Some basic rules to follow when deciding which recipes to pair up for a menu are:
- If your main meal is very rich or filling, then the appetizer should be lighter, and vice versa.
- Flavours between appetizers and mains should blend well, but not overlap. For example, a main dish with ham, should not be paired with a bacon-based appetizer. A little bacon crumble on the top doesn't detract from the main dish, but candied bacon and a few stalks of asparagus will detract from the main dish.
- If you are serving a spicy main, a light dessert such as sorbet or fruit is usually a better choice than a cheese platter.
Just keep in mind that the more work you can do in the days before, the more time you have to prepare yourself, your table and spend with your guests when they arrive. Plan a schedule and shopping list and allow for plenty of time for both.
It is always a good feeling to walk into a room with a beautifully laid table. Your table and, where possible, the room should have a color scheme or theme. Tablecloths, plates, napkins and decorations should blend and compliment each other. If everything you have is plain white, consider buying a table runner to give a small splash of color, even a dash of silver can help.
Besides plates and silverware, your table should have:
- Salt and pepper shakers - if your table is especially long, then more than one set is a good idea.
- Napkins - elegantly folded napkins or those rolled and secured with napkin rings add to your overall table setting.
- Toothpicks - this is important if serving steaks or similar.

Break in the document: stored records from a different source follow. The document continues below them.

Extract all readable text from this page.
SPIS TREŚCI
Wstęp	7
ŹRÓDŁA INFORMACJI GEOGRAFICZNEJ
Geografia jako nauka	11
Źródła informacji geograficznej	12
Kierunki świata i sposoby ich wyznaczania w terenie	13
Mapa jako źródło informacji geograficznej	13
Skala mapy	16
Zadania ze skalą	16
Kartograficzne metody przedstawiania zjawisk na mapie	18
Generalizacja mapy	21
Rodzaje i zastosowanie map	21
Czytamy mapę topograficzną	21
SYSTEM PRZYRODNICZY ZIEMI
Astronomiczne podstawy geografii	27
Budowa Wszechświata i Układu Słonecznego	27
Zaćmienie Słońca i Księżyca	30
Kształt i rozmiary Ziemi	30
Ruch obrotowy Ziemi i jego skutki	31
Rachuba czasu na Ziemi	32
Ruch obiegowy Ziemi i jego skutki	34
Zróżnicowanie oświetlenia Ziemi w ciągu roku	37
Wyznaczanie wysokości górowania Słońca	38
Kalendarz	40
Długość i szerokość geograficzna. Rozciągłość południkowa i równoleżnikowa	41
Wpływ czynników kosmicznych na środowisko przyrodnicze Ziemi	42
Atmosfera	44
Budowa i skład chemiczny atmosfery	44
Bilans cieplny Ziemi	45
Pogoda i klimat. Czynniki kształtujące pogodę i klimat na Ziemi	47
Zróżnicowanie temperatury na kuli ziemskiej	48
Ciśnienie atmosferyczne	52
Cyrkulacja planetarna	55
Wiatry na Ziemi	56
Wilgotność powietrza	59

- Small decorations - small (un-scented) candles are a good idea, especially if you plan to dim the lights in your dining room. Large centerpieces often take up valuable table space and anything too tall will interfere with conversation.
Once you have your table planned, turn your attention to the rest of the room. It should be clean and organized. You may want to clear items out the room for your dinner, even if they normally live there. The room should be uncluttered and there should be surfaces available to allow for bottles of wine or any flowers you may receive.
Music is another way to set the mood in your room. Create a play list or bring a couple CDs and a small player. Volume should be just high enough to add to your setting, but low enough so people don't need to raise their voices over it.
A Couple of Extras to Keep in Mind
If you are hosting this dinner party on your own, without the help of a partner or roommate, ask one of your guests to help you on the night. While they may offer to help with preparations or clearing up, what you need is someone to answer the door, pour drinks and make sure everyone is at ease while you are away from the table.
Even if you have asked everyone to bring a bottle of wine or something to drink, make sure you have a couple extra bottles on hand, as well as extra Coca-cola and Sprite, as well as plenty of bottled water. Some of your guests may forget to stop at the store, while others may have a glass or two more than they expected. If this does happen, it is your responsibility to make sure they have a driver or a guest bed.
Many guests will bring a small gift for their hostess to show their appreciation. Usual gifts are wine, chocolates or flowers. Make sure you have a couple of clean, empty vases on hand. You will most likely have a very tight schedule and will not have time to search for and clean a vase. However, it would be rude not to put the flowers in a vase and display them somewhere.
This quick guide should get you through your first dinner party. Hopefully these tips will make it a success. Consider creating a notebook just for dinner party ideas and recipes to use. Writing a review of what worked in your notebook will help you to prepare for your next dinner party. And no matter what you serve - enjoy!